You can find the complete workflow in our repository at pr-bump-preview.yml.
Publishing a Python package¶
After a new version tag is created by the bump workflow, you can automatically publish your package to PyPI.
Step 1: Create a PyPI API token¶
- Go to PyPI Account Settings
- Scroll to the "API tokens" section
- Click "Add API token"
- Give it a name (e.g., "GitHub Actions")
- Set the scope (project-specific or account-wide)
- Click "Add token" and copy the token immediately
Using trusted publishing (recommended)
Instead of API tokens, consider using PyPI trusted publishing with OpenID Connect (OIDC). This is more secure as it doesn't require storing secrets.
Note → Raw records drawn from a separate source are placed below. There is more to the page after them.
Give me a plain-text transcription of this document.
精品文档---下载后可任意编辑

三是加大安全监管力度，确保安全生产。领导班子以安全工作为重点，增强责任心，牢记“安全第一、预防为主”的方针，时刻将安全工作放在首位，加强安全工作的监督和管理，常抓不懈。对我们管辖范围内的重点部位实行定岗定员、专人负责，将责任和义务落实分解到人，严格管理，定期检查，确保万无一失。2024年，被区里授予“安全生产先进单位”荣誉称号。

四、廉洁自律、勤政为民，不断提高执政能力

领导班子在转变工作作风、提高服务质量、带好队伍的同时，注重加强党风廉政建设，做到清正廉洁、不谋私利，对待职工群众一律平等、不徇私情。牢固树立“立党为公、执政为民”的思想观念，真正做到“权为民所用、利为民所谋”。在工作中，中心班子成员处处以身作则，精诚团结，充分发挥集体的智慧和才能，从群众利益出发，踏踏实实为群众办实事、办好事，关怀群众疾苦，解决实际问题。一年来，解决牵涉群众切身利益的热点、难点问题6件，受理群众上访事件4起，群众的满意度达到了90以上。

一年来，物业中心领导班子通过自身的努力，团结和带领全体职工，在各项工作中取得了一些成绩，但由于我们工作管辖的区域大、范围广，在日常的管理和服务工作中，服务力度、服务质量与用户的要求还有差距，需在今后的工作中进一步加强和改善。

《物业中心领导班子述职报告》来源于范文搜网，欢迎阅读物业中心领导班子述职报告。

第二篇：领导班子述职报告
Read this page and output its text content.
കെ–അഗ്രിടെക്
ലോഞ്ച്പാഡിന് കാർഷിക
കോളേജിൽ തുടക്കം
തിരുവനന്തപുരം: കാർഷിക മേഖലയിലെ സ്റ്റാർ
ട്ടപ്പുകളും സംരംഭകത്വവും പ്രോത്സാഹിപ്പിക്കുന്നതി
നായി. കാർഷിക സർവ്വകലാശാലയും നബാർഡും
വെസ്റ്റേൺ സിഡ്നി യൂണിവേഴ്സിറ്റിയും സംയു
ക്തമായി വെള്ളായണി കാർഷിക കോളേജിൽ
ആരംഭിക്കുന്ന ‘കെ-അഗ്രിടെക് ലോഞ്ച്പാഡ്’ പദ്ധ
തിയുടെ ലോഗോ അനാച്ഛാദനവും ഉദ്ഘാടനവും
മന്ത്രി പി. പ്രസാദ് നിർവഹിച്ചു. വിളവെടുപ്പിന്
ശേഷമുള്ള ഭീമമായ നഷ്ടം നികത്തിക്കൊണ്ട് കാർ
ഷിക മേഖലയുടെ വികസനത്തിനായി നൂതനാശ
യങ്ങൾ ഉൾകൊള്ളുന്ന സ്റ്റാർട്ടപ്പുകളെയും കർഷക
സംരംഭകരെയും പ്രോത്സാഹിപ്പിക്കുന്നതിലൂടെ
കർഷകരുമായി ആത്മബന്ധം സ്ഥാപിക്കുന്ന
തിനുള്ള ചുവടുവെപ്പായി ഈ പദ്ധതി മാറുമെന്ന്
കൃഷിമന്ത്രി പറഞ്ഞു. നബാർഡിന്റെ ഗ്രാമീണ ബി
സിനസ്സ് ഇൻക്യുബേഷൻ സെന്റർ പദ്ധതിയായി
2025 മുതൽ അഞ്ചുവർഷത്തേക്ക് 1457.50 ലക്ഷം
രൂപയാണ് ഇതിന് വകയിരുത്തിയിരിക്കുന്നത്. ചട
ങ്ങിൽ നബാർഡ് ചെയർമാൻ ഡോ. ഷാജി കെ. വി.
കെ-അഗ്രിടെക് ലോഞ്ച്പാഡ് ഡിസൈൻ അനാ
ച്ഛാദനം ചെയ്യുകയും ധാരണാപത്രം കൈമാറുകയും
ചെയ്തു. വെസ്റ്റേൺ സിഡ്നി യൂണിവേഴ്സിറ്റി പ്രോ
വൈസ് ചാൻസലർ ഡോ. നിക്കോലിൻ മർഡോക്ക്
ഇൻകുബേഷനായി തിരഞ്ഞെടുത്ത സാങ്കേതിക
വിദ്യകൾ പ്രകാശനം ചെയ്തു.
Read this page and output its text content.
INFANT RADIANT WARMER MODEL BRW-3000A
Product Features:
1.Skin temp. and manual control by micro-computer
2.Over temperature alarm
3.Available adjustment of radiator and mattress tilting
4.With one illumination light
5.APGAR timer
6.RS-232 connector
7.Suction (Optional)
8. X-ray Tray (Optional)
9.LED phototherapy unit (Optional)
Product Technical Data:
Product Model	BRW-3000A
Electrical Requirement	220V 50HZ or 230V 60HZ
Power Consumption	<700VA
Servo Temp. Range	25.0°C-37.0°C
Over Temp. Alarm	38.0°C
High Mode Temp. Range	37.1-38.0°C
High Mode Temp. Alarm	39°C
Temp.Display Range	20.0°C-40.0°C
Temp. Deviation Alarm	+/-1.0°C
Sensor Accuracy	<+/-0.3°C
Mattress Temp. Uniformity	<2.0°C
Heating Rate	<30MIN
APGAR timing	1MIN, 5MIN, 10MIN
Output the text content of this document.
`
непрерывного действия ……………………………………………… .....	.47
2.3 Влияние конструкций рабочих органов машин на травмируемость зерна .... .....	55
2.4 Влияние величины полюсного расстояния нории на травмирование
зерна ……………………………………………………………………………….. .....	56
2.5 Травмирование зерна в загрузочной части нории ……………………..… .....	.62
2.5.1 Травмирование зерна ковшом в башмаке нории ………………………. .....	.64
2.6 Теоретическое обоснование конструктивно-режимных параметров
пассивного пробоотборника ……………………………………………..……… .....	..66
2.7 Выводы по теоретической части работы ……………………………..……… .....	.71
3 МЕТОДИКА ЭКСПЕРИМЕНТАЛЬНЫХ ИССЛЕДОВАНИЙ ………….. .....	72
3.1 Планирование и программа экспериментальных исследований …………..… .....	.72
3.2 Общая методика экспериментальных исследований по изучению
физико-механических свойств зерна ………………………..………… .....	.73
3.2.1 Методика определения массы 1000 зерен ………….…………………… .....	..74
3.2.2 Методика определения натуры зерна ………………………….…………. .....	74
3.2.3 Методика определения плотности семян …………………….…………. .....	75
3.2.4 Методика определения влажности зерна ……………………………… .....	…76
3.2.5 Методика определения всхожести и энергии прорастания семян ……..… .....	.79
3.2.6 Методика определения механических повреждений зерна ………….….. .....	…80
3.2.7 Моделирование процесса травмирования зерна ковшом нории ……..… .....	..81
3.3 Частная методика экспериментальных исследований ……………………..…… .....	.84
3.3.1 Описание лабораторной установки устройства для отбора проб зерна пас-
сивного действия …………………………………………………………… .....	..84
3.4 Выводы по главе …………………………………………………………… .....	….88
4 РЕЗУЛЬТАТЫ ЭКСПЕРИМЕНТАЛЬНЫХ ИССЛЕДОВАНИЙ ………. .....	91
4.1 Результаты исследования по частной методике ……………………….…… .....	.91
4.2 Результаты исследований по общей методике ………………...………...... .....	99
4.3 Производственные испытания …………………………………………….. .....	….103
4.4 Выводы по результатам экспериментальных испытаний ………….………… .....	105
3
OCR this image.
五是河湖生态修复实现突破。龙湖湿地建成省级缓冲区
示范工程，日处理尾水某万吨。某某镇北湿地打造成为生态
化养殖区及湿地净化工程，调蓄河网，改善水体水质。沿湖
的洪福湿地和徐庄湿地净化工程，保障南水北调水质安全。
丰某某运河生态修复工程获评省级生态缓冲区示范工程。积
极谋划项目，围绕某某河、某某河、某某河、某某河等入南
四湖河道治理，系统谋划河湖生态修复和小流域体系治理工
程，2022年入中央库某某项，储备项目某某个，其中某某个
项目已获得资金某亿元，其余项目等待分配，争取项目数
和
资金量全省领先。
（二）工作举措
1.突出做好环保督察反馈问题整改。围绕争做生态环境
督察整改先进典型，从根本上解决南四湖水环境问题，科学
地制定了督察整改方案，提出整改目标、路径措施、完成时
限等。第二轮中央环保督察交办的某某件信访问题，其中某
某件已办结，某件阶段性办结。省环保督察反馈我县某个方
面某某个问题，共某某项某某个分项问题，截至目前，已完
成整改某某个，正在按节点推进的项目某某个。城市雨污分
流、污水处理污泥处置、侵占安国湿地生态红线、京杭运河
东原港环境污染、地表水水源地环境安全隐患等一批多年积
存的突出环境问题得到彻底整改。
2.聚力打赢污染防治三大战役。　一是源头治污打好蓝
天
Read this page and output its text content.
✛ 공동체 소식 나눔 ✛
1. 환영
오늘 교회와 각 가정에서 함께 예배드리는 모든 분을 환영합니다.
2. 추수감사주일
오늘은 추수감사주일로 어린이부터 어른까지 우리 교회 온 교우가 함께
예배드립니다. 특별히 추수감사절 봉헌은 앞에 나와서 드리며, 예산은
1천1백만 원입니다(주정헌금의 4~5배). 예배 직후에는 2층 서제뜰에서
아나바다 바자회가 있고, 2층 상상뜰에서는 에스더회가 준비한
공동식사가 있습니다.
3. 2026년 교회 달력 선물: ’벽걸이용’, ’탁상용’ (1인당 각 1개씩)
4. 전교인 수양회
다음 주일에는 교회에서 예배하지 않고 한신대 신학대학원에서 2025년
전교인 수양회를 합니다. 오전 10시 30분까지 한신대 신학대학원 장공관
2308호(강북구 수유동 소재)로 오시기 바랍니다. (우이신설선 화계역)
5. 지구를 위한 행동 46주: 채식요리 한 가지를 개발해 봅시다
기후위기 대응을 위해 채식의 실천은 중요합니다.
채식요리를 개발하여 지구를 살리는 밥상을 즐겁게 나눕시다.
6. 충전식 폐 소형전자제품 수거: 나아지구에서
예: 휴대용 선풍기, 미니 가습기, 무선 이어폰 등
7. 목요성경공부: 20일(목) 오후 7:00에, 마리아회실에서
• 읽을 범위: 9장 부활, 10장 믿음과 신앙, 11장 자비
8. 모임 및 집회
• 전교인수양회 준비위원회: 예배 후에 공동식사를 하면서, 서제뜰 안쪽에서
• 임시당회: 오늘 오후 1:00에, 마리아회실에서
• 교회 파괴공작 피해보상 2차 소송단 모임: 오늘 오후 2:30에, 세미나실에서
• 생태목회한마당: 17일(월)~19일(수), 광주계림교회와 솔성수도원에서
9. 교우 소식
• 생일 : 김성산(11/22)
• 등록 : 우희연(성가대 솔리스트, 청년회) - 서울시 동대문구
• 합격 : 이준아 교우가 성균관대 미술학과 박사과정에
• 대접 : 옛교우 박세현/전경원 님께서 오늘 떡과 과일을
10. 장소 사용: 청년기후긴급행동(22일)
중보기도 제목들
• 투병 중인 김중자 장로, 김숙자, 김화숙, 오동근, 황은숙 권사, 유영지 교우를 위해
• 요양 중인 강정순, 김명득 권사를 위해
The pypa/gh-action-pypi-publish action supports trusted publishing when you configure it in your PyPI project settings.
Step 2: Add the token as a repository secret¶
- Go to your repository on GitHub
- Navigate to
Settings > Secrets and variables > Actions - Click "New repository secret"
- Name it
PYPI_PASSWORD - Paste the PyPI token
- Click "Add secret"
Step 3: Create the publish workflow¶
Create a new file .github/workflows/pythonpublish.yml that triggers on tag pushes:
name: Upload Python Package
on:
push:
tags:
- "*" # Will trigger for every tag, alternative: 'v*'
jobs:
deploy:
runs-on: ubuntu-latest
steps:
- uses: actions/checkout@v6
with:
fetch-depth: 0
- name: Set up Python
uses: actions/setup-python@v4
with:
python-version: "3.x"
- name: Install Poetry
uses: snok/install-poetry@v1
with:
version: latest
virtualenvs-in-project: true
virtualenvs-create: true
- name: Install dependencies
run: |
poetry --version
poetry install
- name: Build and publish
env:
POETRY_HTTP_BASIC_PYPI_USERNAME: __token__
POETRY_HTTP_BASIC_PYPI_PASSWORD: ${{ secrets.PYPI_PASSWORD }}
run: poetry publish --build
This workflow uses Poetry to build and publish the package. You can find the complete workflow in our repository at pythonpublish.yml.
Alternative publishing methods
You can also use pypa/gh-action-pypi-publish or other build tools like setuptools, flit, or hatchling to publish your package.